Külyutmaz’ın Zaman Kitap’ta yer alan yazısında öne sürdüğü gibi Hilmi Yavuz’a karşı bir ön yargım, kasıtlı tutumum yok, olamaz. Tersine önemi yadsınamayacak bir düşünür ve şair olarak görürüm Yavuz’u, aksi halde oturup muhafazakâr sanat üzerine görüşlerini eleştirmezdim. Hele yazıda söz edilenNaipaul tavrı konusunda da saygıya değer bulmuştum duruşunu. Buna karşılık Külyutmaz beni bir yerlerden emirle Yavuz’a karşı hasmane bir tutum izlemekle suçluyor. Benim yazı evrenim açısından mesnetsiz bir suçlama. Kimsenin zihnimi ve kalemimi o şekilde kullanmasına izin vermem, akımlar ve kategoriler konusunda da hiç şabloncu değilim.

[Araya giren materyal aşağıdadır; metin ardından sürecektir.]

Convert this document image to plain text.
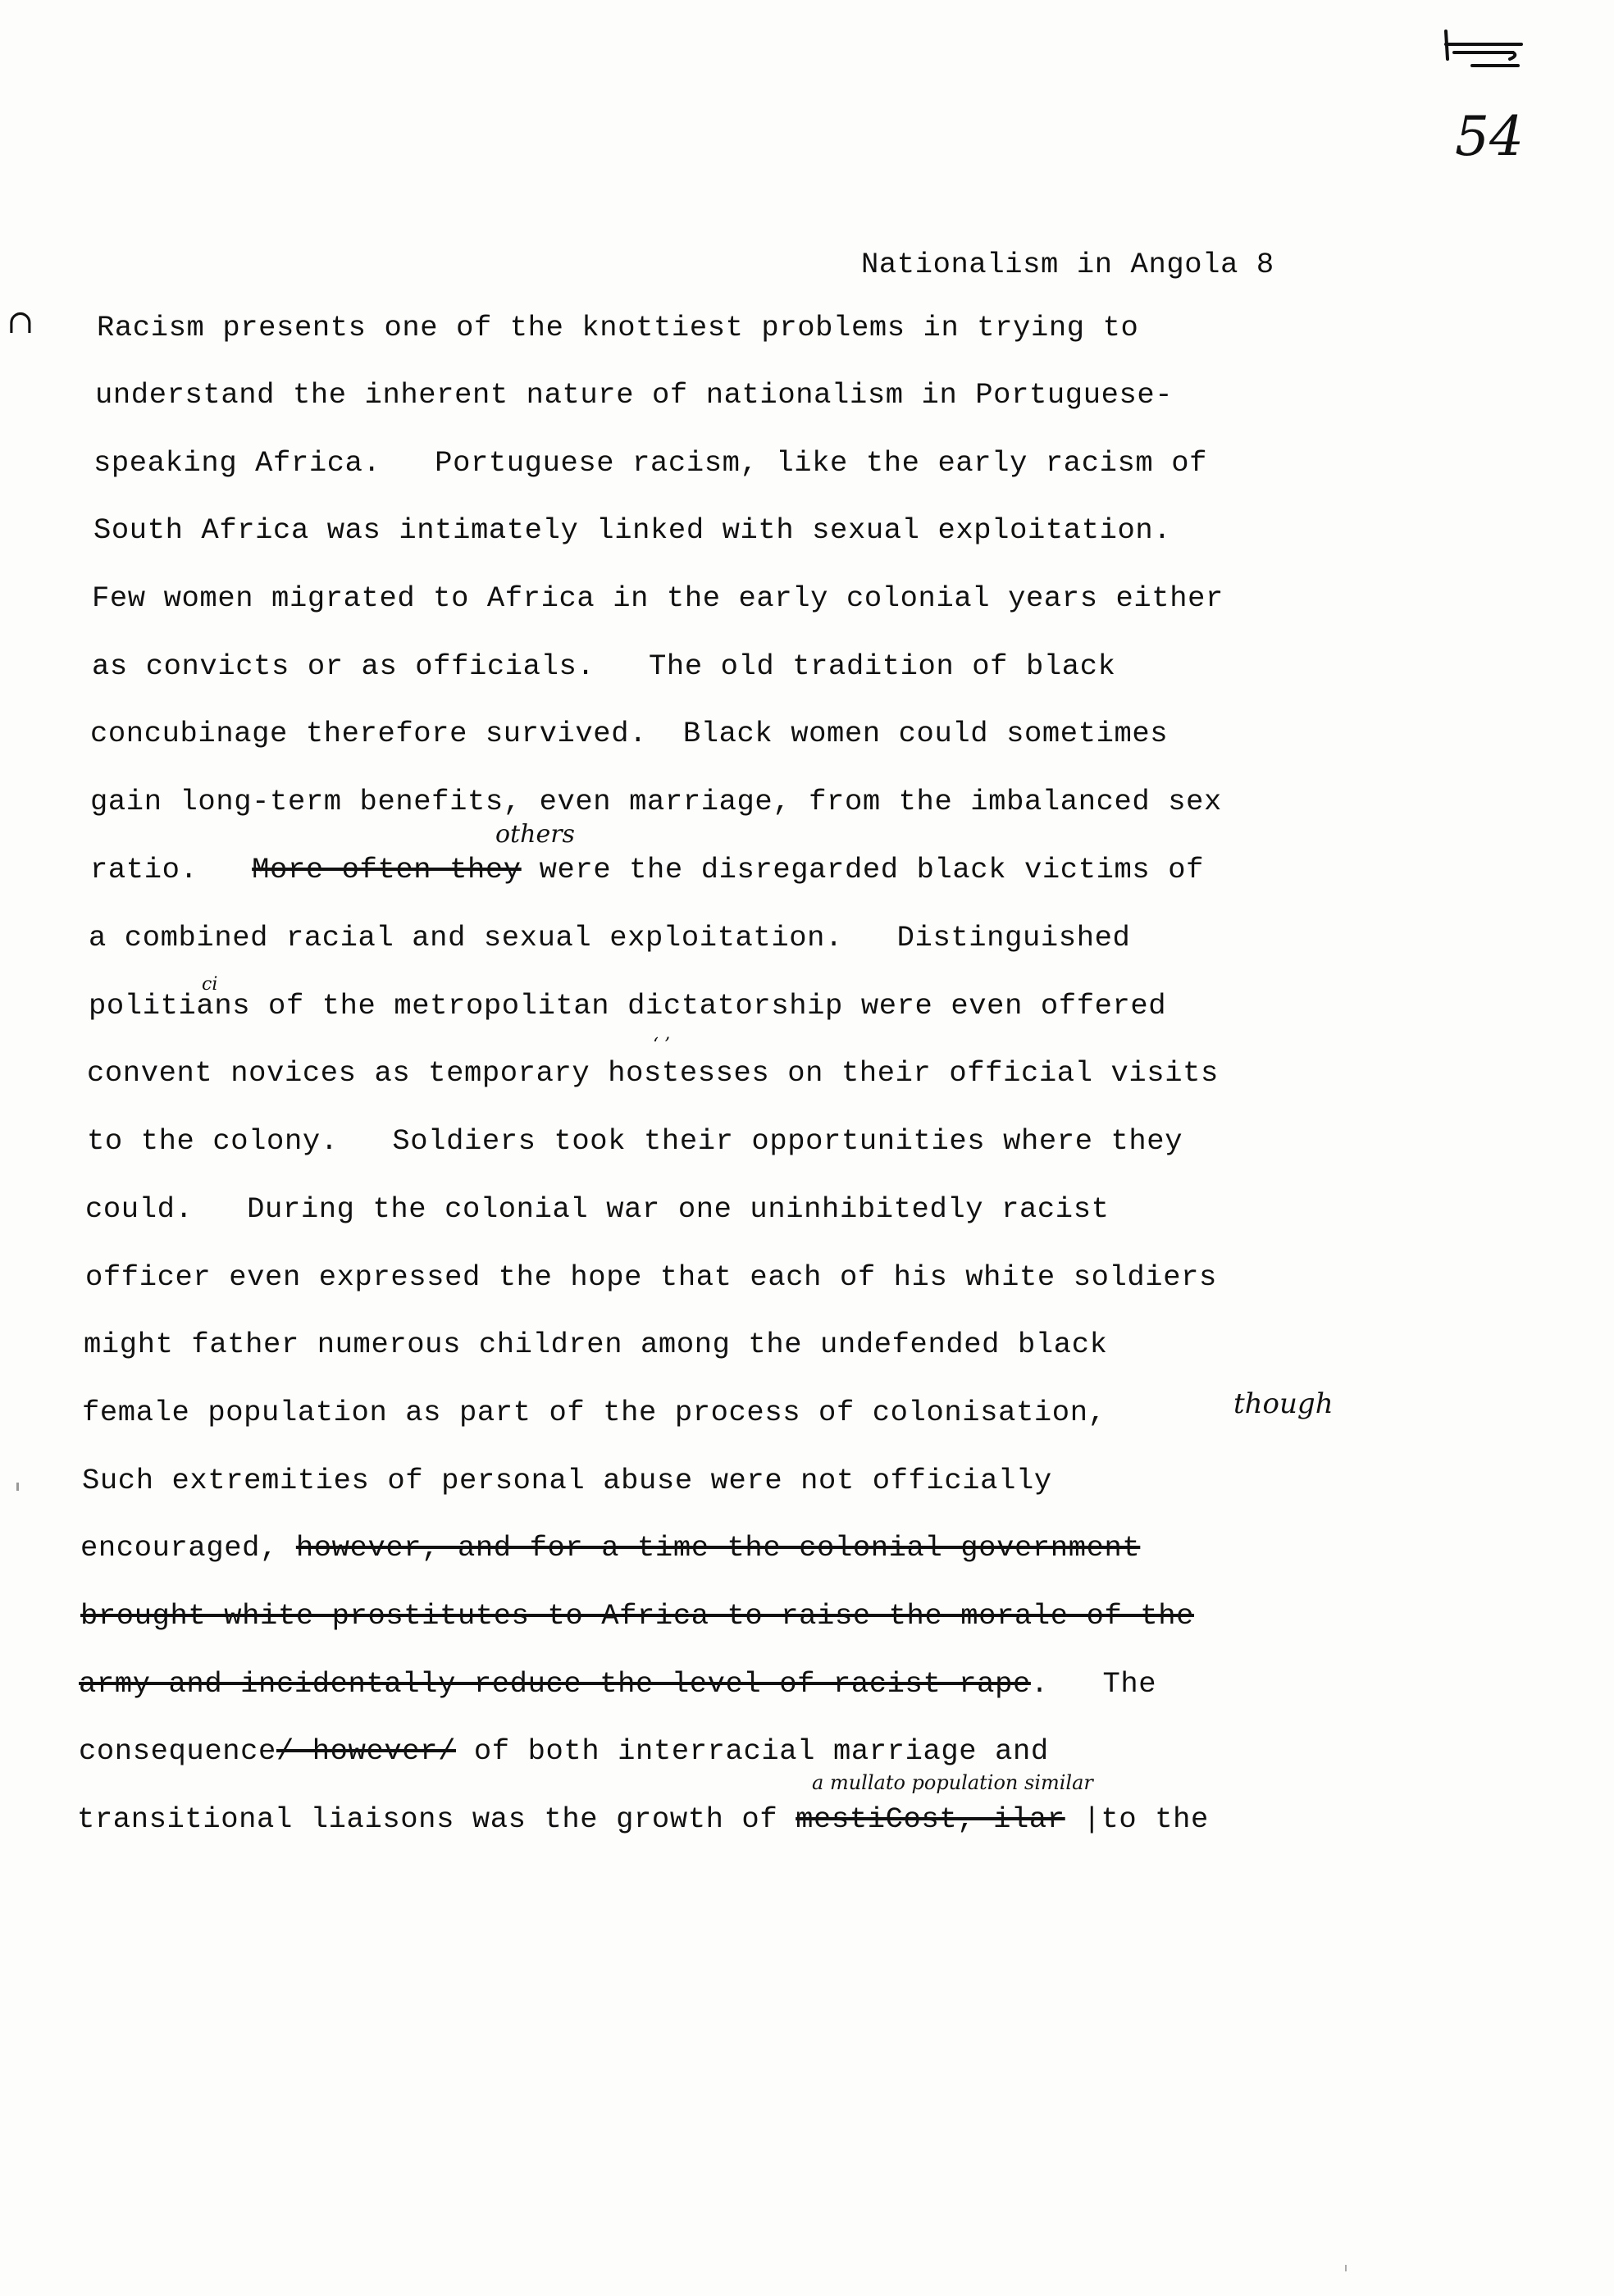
54
Nationalism in Angola 8
∩ Racism presents one of the knottiest problems in trying to
understand the inherent nature of nationalism in Portuguese-
speaking Africa.   Portuguese racism, like the early racism of
South Africa was intimately linked with sexual exploitation.
Few women migrated to Africa in the early colonial years either
as convicts or as officials.   The old tradition of black
concubinage therefore survived.  Black women could sometimes
gain long-term benefits, even marriage, from the imbalanced sex
others
ratio.   More often they were the disregarded black victims of
a combined racial and sexual exploitation.   Distinguished
ci
politians of the metropolitan dictatorship were even offered
‘ ’
convent novices as temporary hostesses on their official visits
to the colony.   Soldiers took their opportunities where they
could.   During the colonial war one uninhibitedly racist
officer even expressed the hope that each of his white soldiers
might father numerous children among the undefended black
though
female population as part of the process of colonisation,
Such extremities of personal abuse were not officially
encouraged, however, and for a time the colonial government
brought white prostitutes to Africa to raise the morale of the
army and incidentally reduce the level of racist rape.   The
consequence/ however/ of both interracial marriage and
a mullato population similar
transitional liaisons was the growth of mestiCost, ilar |to the
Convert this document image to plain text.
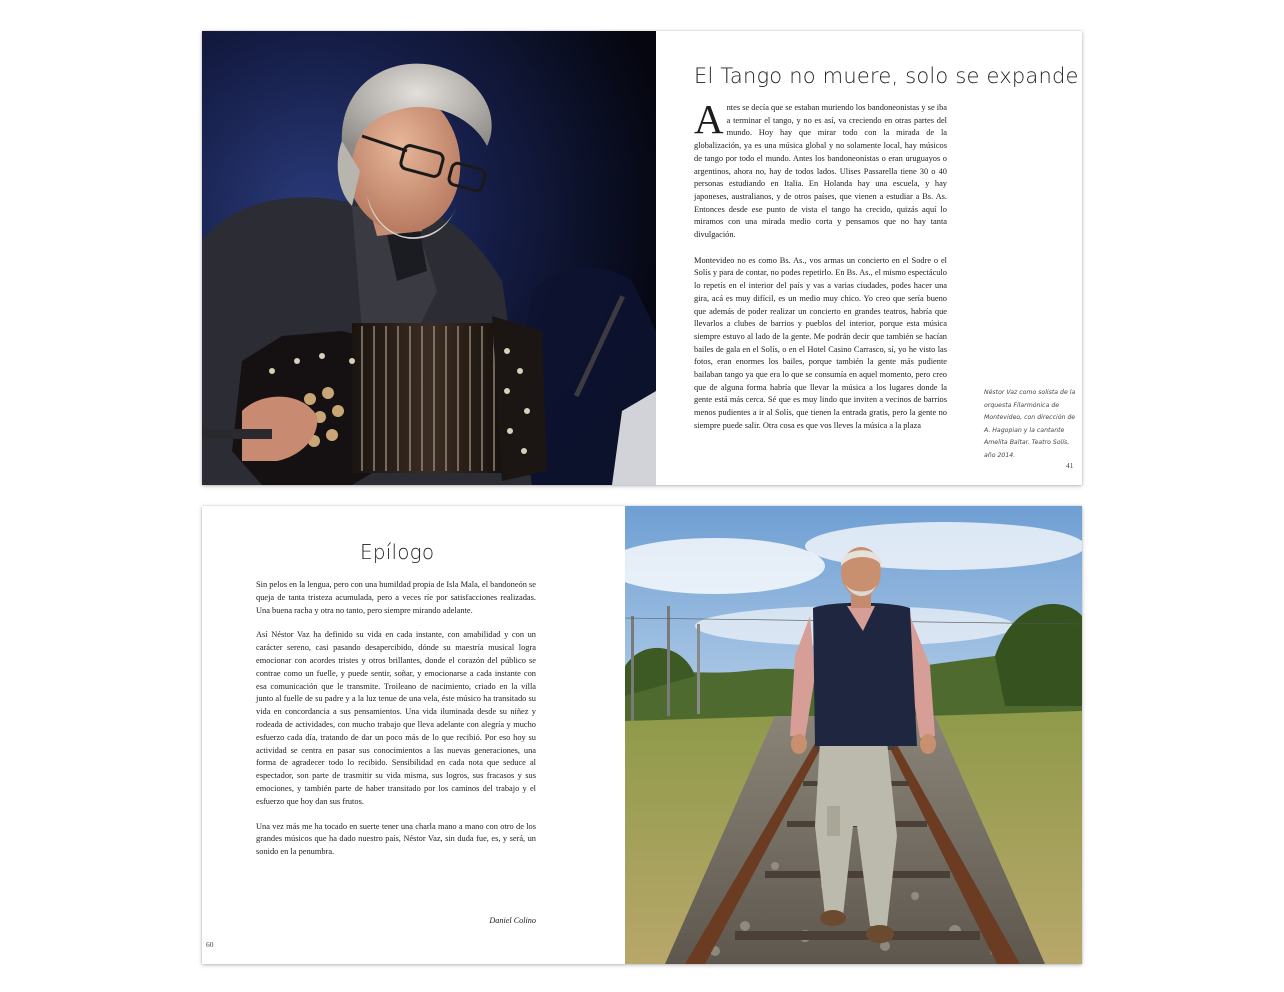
El Tango no muere, solo se expande

Antes se decía que se estaban muriendo los bandoneonistas y se iba a terminar el tango, y no es así, va creciendo en otras partes del mundo. Hoy hay que mirar todo con la mirada de la globalización, ya es una música global y no solamente local, hay músicos de tango por todo el mundo. Antes los bandoneonistas o eran uruguayos o argentinos, ahora no, hay de todos lados. Ulises Passarella tiene 30 o 40 personas estudiando en Italia. En Holanda hay una escuela, y hay japoneses, australianos, y de otros países, que vienen a estudiar a Bs. As. Entonces desde ese punto de vista el tango ha crecido, quizás aquí lo miramos con una mirada medio corta y pensamos que no hay tanta divulgación.

Montevideo no es como Bs. As., vos armas un concierto en el Sodre o el Solís y para de contar, no podes repetirlo. En Bs. As., el mismo espectáculo lo repetís en el interior del país y vas a varias ciudades, podes hacer una gira, acá es muy difícil, es un medio muy chico. Yo creo que sería bueno que además de poder realizar un concierto en grandes teatros, habría que llevarlos a clubes de barrios y pueblos del interior, porque esta música siempre estuvo al lado de la gente. Me podrán decir que también se hacían bailes de gala en el Solís, o en el Hotel Casino Carrasco, sí, yo he visto las fotos, eran enormes los bailes, porque también la gente más pudiente bailaban tango ya que era lo que se consumía en aquel momento, pero creo que de alguna forma habría que llevar la música a los lugares donde la gente está más cerca. Sé que es muy lindo que inviten a vecinos de barrios menos pudientes a ir al Solís, que tienen la entrada gratis, pero la gente no siempre puede salir. Otra cosa es que vos lleves la música a la plaza

Néstor Vaz como solista de la orquesta Filarmónica de Montevideo, con dirección de A. Hagopian y la cantante Amelita Baltar. Teatro Solís, año 2014.
41
Epílogo

Sin pelos en la lengua, pero con una humildad propia de Isla Mala, el bandoneón se queja de tanta tristeza acumulada, pero a veces ríe por satisfacciones realizadas. Una buena racha y otra no tanto, pero siempre mirando adelante.

Así Néstor Vaz ha definido su vida en cada instante, con amabilidad y con un carácter sereno, casi pasando desapercibido, dónde su maestría musical logra emocionar con acordes tristes y otros brillantes, donde el corazón del público se contrae como un fuelle, y puede sentir, soñar, y emocionarse a cada instante con esa comunicación que le transmite. Troileano de nacimiento, criado en la villa junto al fuelle de su padre y a la luz tenue de una vela, éste músico ha transitado su vida en concordancia a sus pensamientos. Una vida iluminada desde su niñez y rodeada de actividades, con mucho trabajo que lleva adelante con alegría y mucho esfuerzo cada día, tratando de dar un poco más de lo que recibió. Por eso hoy su actividad se centra en pasar sus conocimientos a las nuevas generaciones, una forma de agradecer todo lo recibido. Sensibilidad en cada nota que seduce al espectador, son parte de trasmitir su vida misma, sus logros, sus fracasos y sus emociones, y también parte de haber transitado por los caminos del trabajo y el esfuerzo que hoy dan sus frutos.

Una vez más me ha tocado en suerte tener una charla mano a mano con otro de los grandes músicos que ha dado nuestro país, Néstor Vaz, sin duda fue, es, y será, un sonido en la penumbra.

Daniel Colino
60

İlginçtir, Naipaul’a karşı çıkışı sırasında Yavuz’a destek verdiğim zaman da kimi isimlerin “İslamcılık” adına saldırısına muhatap olmuş, Yavuz’un dolduruşuna gelmekle suçlanmıştım. O tür hesaplarda gözüm olmadığı için de suçlamaları yadırgamıştım tabii...
Öyle ya, tayin edilmiş bir şekilde “kadınsı” şeyler yazmakla yetinmeyen, sırtını da bir iktidar duvarına yaslamayan kadın yazarın, hele ki başörtülü yazarın aklı o kadar olur!
Aklıma Fıtnat Hanım’a “cahil” diyen Ahmet Mithat geldi. Gayet muhafazakâr bir yaklaşım yani...
‘Taraf’ kapısı
Hidayet Tuksal, Hadi Uluengin, Murat Kapkıner ve nihayet Ali Akel Taraf’ta yazmaya başladı. Bir yazarın kalemine kısıt getirmeyeceğine güvendiği gazeteye davet edilmesinin fikir özgürlüğü adına sunduğu olumlu perspektif yanında, bir gazetenin yazarın köşesinin elinden alınmasına sebep olan baskıların medyanın tek gerçekliği olmadığını anlatan kadirşinas tutumu da, yazar olarak bana çok değerli geliyor.